As you will spend most of your time with records, prioritize -- the auditor is most likely to request samples related to the audit trigger (recalls / MDR / complaints to the FDA) in a for-cause audit, and the latest released products or services in a routine audit.  They will also follow up on previous findings and promises to correct that you have made in previous responses to 483(s) and warning letters, so be prepared to have a solid story on those as well.
The method that works best to conduct this gap analysis is to use a visual mapping approach that matches the top-down and the bottom-up QSIT methodology that the auditor will use. Get all the interested parties in a conference room and map your Quality System elements hierarchically (top-down) on a whiteboard. Discuss and the procedural gaps will become evident.
For the “bottom-up” component, in a for-cause audit start with the “problem children” low level records that relate to the recall, MDR, or customer complaint which most likely will have triggered the audit and work your way up and across through your other components of your Quality System – was this complaint analyzed, was its root cause found, did it trigger a CAPA, do you have a CAPA plan, where is the CAPA now, did it trigger a correction or a removal, if so did you perform a Health Hazard assessment, did you send out a customer letter, did you inform the FDA if and when required, etc. 
If this is a routine audit, follow the same steps above, starting with the most potentially impactful complaints, recalls, field defects, etc. related to the most likely targeted (newest on the market or linked to previous 483s or warning letters) products or services.
Make a list of gaps, prioritize based on severity and risk, assign a person responsible, and then have the team decide on a disposition: fix prior to the audit, put a plan in place (to be shared with the auditor only if the gap is found during the audit), or document the rationale for postponement (acceptable rationales are based on low impact probability and / or low risk to the public health)
Step 4. Rehearse the audit.

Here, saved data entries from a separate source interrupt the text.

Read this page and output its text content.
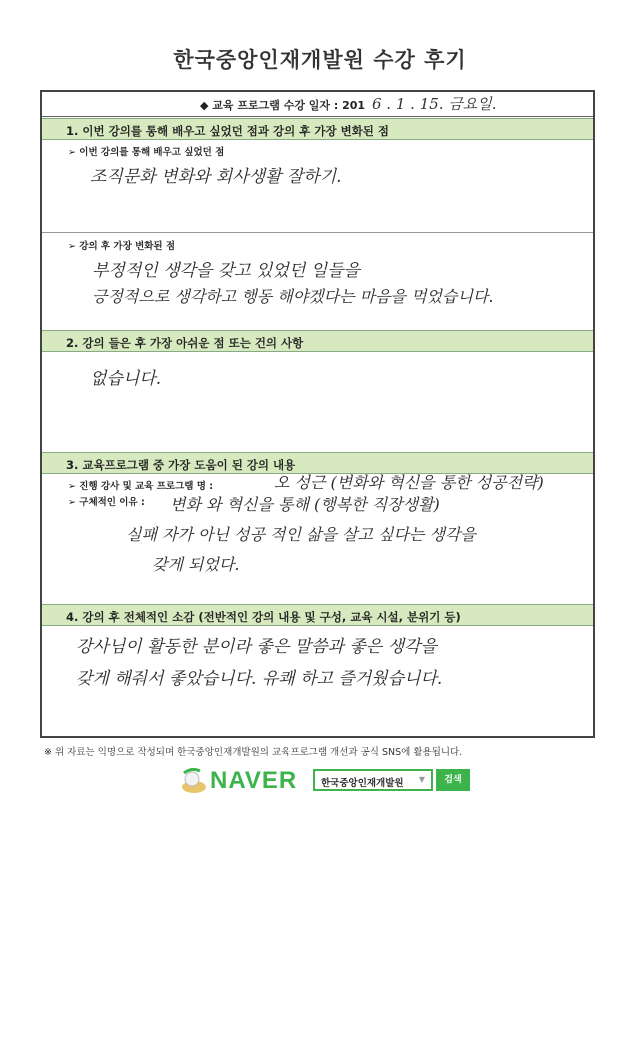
한국중앙인재개발원 수강 후기
◆ 교육 프로그램 수강 일자 : 201 6 . 1 . 15. 금요일.
1. 이번 강의를 통해 배우고 싶었던 점과 강의 후 가장 변화된 점
➢ 이번 강의를 통해 배우고 싶었던 점
조직문화 변화와 회사생활 잘하기.
➢ 강의 후 가장 변화된 점
부정적인 생각을 갖고 있었던 일들을
긍정적으로 생각하고 행동 해야겠다는 마음을 먹었습니다.
2. 강의 들은 후 가장 아쉬운 점 또는 건의 사항
없습니다.
3. 교육프로그램 중 가장 도움이 된 강의 내용
➢ 진행 강사 및 교육 프로그램 명 :	오 성근 (변화와 혁신을 통한 성공전략)
➢ 구체적인 이유 : 변화 와 혁신을 통해 (행복한 직장생활)
실패 자가 아닌 성공 적인 삶을 살고 싶다는 생각을
갖게 되었다.
4. 강의 후 전체적인 소감 (전반적인 강의 내용 및 구성, 교육 시설, 분위기 등)
강사님이 활동한 분이라 좋은 말씀과 좋은 생각을
갖게 해줘서 좋았습니다. 유쾌 하고 즐거웠습니다.
※ 위 자료는 익명으로 작성되며 한국중앙인재개발원의 교육프로그램 개선과 공식 SNS에 활용됩니다.
NAVER	한국중앙인재개발원 ▼	검색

This is best done with an external (impartial) consultant playing the role of the FDA auditor, and steering the lines of questioning across the most likely paths based on the type of the audit and the information that is believed to be known by the FDA externally. These lines should include a good mix of top-down and bottom-up threads, especially around the most important potential vulnerabilities as highlighted by the gap analysis.
As per the best practices for an FDA audit, set up a “front room” (where your regulatory affairs representative(s) will interface with the auditor and present copies of the requested documents) and a “back room” (where you would have your technical experts discuss the auditor’s questions and requests for document, and provide the appropriate information to your “front room” team).
Your “front room” team should include people with experience in interacting with regulatory agencies, skilled both from a legal standpoint and from a human interaction standpoint. They should be trained in answering the auditor’s questions promptly and sincerely, limiting the information provided to just the response to the direct question, never contradicting themselves or each other, and having a likeable personality to maintain a pleasant working atmosphere with the auditor at all times.
Step 5. Iterate and improve. Have the mock auditor take copious notes during each rehearsal. Examine and discuss the image presented to the auditor. Are you able to respond quickly and in a satisfactory manner? Are your answers and the information provided relevant and complete? Are you controlling the information flow to just the items related to the auditor’s requests? Unbeknownst to you, are you leading the auditor in other areas not related to his or her line of questioning? Are you courteous and polite? Would he or she have reasons to suspect insincerity or cover-ups? Repeat until you are happy with the results or until the audit starts (whichever occurs first). Unfortunately there is a hard deadline on this one.
Remember, you can’t fix all the gaps in the short time until the audit. Outside of the things you promised the FDA that you will do (and which you will still be held responsible for), if you know what the other gaps are and if you can show the FDA that you have reasonable remedial plans in place, then you should do reasonably well in the audit.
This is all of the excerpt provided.